1. *Le Memorial *- Cite d'histoire - Musee de la Paix (Mueum of Peace) at Caen, on ring road, superb displays about how WW1 lead to WW2 and what has happened since, we went for 2 hours and stayed for whole day, have been there twice, easy parking outside in large car park, go early it can be popular.

http://www.memorial-caen.fr/portail/index.php

2. *Bayeux tapestry *- superbly displayed exhibit in a great museum with very good electronic guides in English for all. The tapestry is easy to see and very well explained. Our children enjoyed it as much as we did - they were in ages from 7 - 14.

http://france-travel.suite101.com/article.cfm/bayeux_france

3. *Honfleur* - a very quaint harbour port with some very good views and eating establishments

http://france-travel.suite101.com/article.cfm/honfleur_france

*Normandy* is an interesting part of France with numerous connections with the Uk, from *pre-1066 *onwards through to *D-Day *and the end of the occupation. The scenery is great, there are numeorus places to visit but it can be crowded in high season on the coast.

*Mont St Michel *is interesting but expensive to go to the top, it is free partway up then they start charrging you. Here are some details;

http://www.ot-montsaintmichel.com/lieuxvisite_gb.htm

Enjoy your time there - there is so much to see.

Hope you have fun - we go there regularly - we are twinned with a small village just outside Caen.


----------



## robrace (Jun 30, 2005)

*Normandy*

last year we were going down to Brittany when the van developed a problem!because we were worried about it we decided to not go any further but to stay at Honfleur for a few days then make our way back up the Normandy coast.Honfleur is a great place!sat is market day with plenty of local produce to buy.Aire is large and on the Harbourside.we came back up the coast stopping at aires at Dieppe,(again on Harbourside)St Valerie en Caux,St Valerie sur Somme,great little town with good restaurants.Take the little train across the bay to Le Crotoy!!Had a great time and van was alright i the end!Have a good time


----------



## scouter (Dec 14, 2007)

Hi Barts,

The thing is the french coast and the french countryside are so full of surprises and interesting places that you're never short of something to look at or wander round.
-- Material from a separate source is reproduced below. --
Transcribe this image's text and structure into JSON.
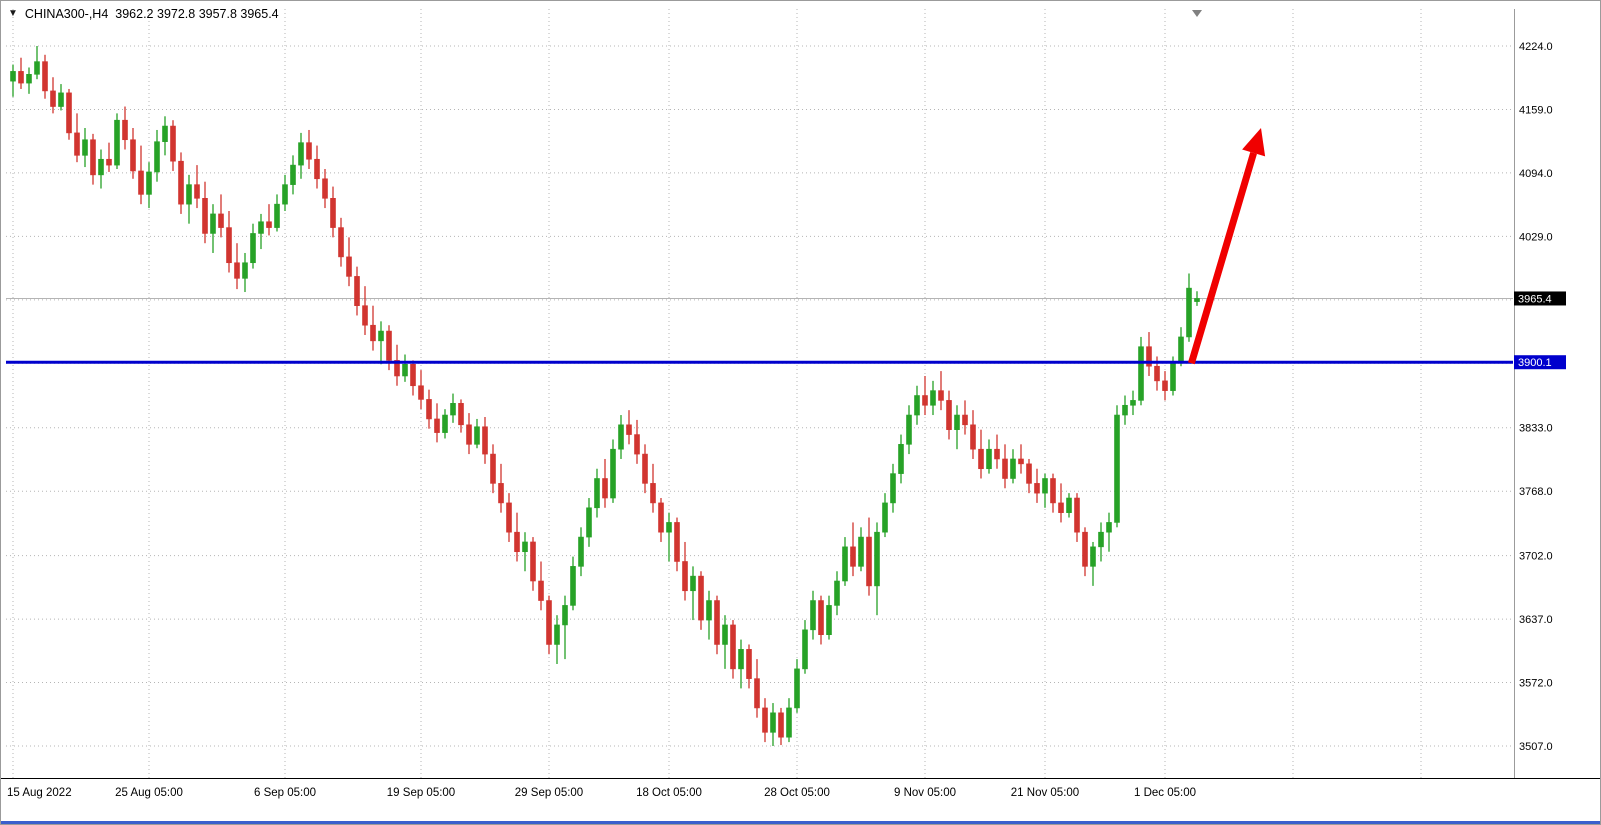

Last year we followed the coast west from Calais to the furthest point west, cutting across the Cherbourg peninsula, then headed south until the Vendee before heading inland along the Loire valley, then north into the Champagne area and back to calais.

We carried "all the aires" from Vicarious books and joined French Passion. Apart from meeting some friends, but no fixed time for the meetings nothing else was planned apart from the ferry back. It took us 4 weeks in August. ( Got to have school hols)
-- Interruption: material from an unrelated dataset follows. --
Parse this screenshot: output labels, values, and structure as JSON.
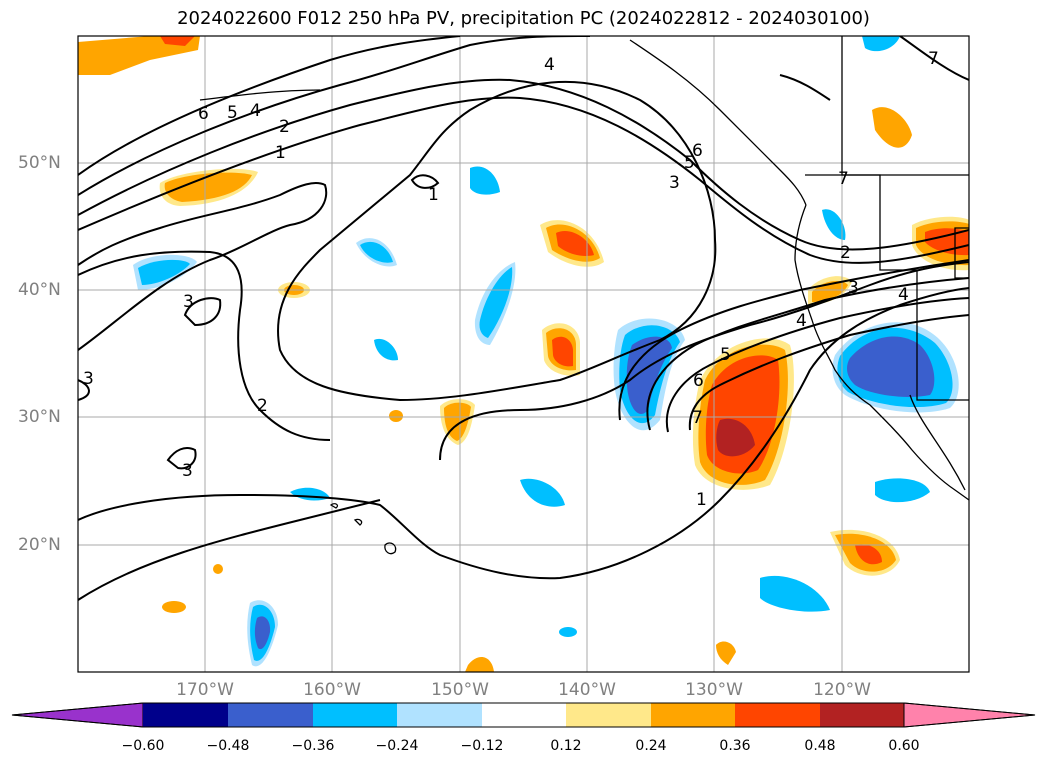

Lots of interesting places, some super places to stay and a wonderful time

Just go for it

Even in August we didn't have a problem finding places to stay

alan


----------



## Barts (Apr 16, 2007)

*France Trip*

Thanks again everyone for your help and suggestions. We are truly gobsmacked by so much excellent responses.

Barts & Pauline


----------



## drcotts (Feb 23, 2006)

Well done to all the people that replied to this post. Even though i gave somem info i am a relative newcomer to france touring. Often we fancy going to an aire but we are never sure in case its no good or the roads acessing are a bit narrow/iffy etc so its great when someone else has been and can give detailed info.

Phill


----------



## zulurita (May 9, 2005)

Nothing really to add as all have been mentioned. Definitely worth touring along Normandy coast and we will most probably be around in June as well.
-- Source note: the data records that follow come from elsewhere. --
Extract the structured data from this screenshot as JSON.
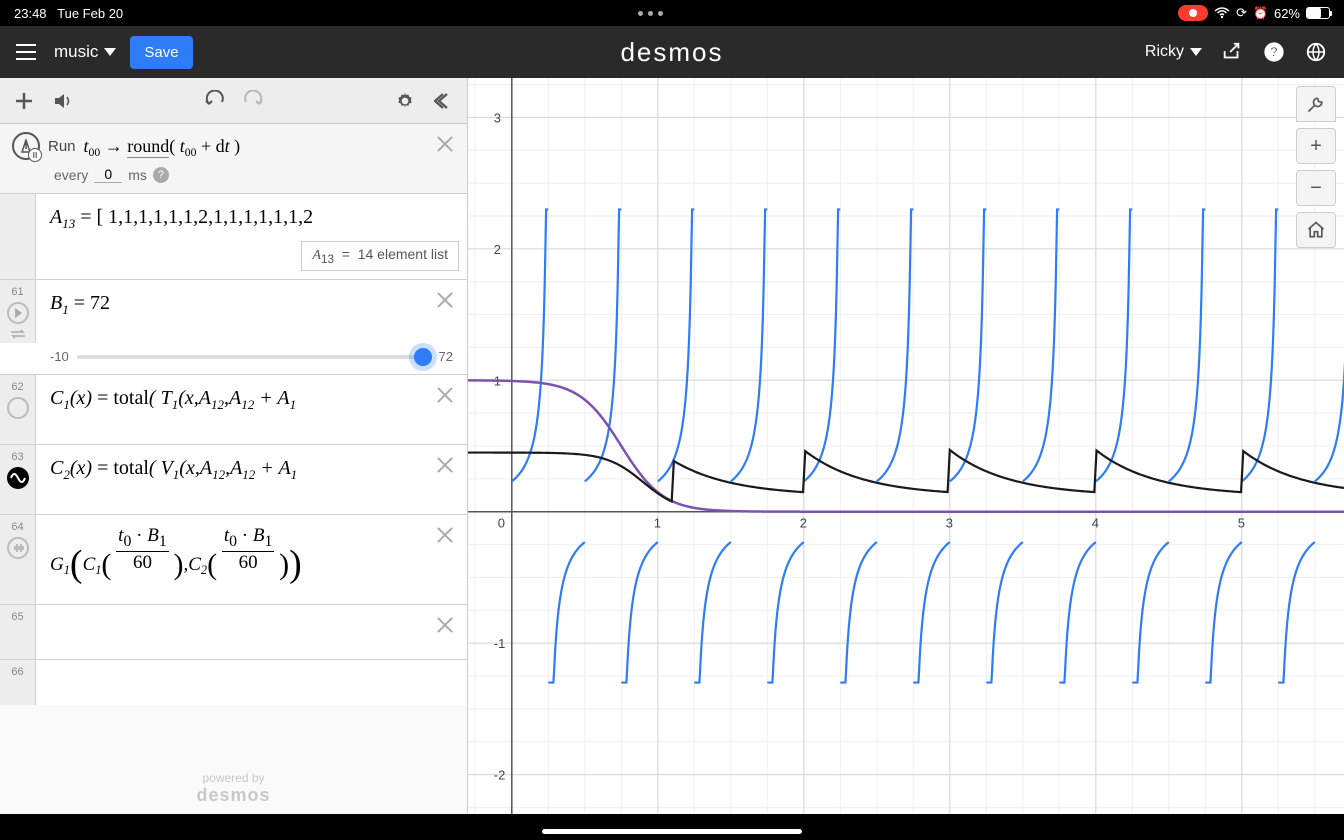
{
  "status": {
    "time": "23:48",
    "date": "Tue Feb 20",
    "battery_pct": "62%",
    "battery_fill": 62
  },
  "header": {
    "title": "music",
    "save": "Save",
    "logo": "desmos",
    "user": "Ricky"
  },
  "ticker": {
    "run_label": "Run",
    "math": "t₀₀ → round( t₀₀ + dt )",
    "every_label": "every",
    "every_value": "0",
    "unit": "ms"
  },
  "rows": {
    "a13": {
      "math": "A₁₃ = [ 1,1,1,1,1,1,2,1,1,1,1,1,1,2",
      "badge_var": "A₁₃",
      "badge_text": "14 element list"
    },
    "r61": {
      "num": "61",
      "math": "B₁ = 72",
      "slider_min": "-10",
      "slider_val": "72"
    },
    "r62": {
      "num": "62",
      "math": "C₁(x) = total( T₁(x,A₁₂,A₁₂ + A₁"
    },
    "r63": {
      "num": "63",
      "math": "C₂(x) = total( V₁(x,A₁₂,A₁₂ + A₁"
    },
    "r64": {
      "num": "64",
      "math": "G₁( C₁( t₀·B₁ / 60 ), C₂( t₀·B₁ / 60 ) )"
    },
    "r65": {
      "num": "65",
      "math": ""
    },
    "r66": {
      "num": "66",
      "math": ""
    }
  },
  "powered": {
    "line1": "powered by",
    "line2": "desmos"
  },
  "graph": {
    "x_min": -0.3,
    "x_max": 5.7,
    "y_min": -2.3,
    "y_max": 3.3,
    "x_ticks": [
      0,
      1,
      2,
      3,
      4,
      5
    ],
    "y_ticks": [
      -2,
      -1,
      0,
      1,
      2,
      3
    ],
    "blue_period": 0.5,
    "blue_color": "#2e7cf6",
    "purple_color": "#7b52b0",
    "black_color": "#1a1a1a",
    "grid_color": "#d5d5d5",
    "grid_minor": "#eeeeee",
    "axis_color": "#555555",
    "axis_font": 13
  }
}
Binic tourist office has FREE WiFi, at least it did when we went last time.


----------



## DABurleigh (May 9, 2005)

drcotts said:


> Often we fancy going to an aire but we are never sure in case its no good or the roads acessing are a bit narrow/iffy etc so its great when someone else has been and can give detailed info.
> 
> Phill


Absolutely. And better still when recorded in the campsite database for ease of finding these gems out!  Regrettably that doesn't happen as much, though people are reluctant to say why! :-(

Dave


----------



## Wizzo (Dec 3, 2007)

I'd like to add my thanks too for all the excellent replies. We are heading that way in late June and whilst I have been to Normandy a couple of times this will be the first time in a motorhome and the details given about Aires etc will come in useful no doubt.

I can endorse the recommendation for the Bayeux Tapestry, we also visited both D Day museums in Arromanches, The Longue Sur Mer Gun Battery and the American Cemetry and site of the US Rangers assault at Pointe du Hoc. Just round the corner as it were is the village of St Mere Eglise where US Paratrooper John Steele was left dangling from the church steeple when his 'chute became snagged. They still celebrate this fact by hanging a dummy and parachute from the steeple. The scene was depicted in the film The Longest Day.

The area around St Mere Eglise is where the US Paras landed on D Day and the TV series and book Band of Brothers gives a good account of the events of the day and subsequent months. 

JohnW


----------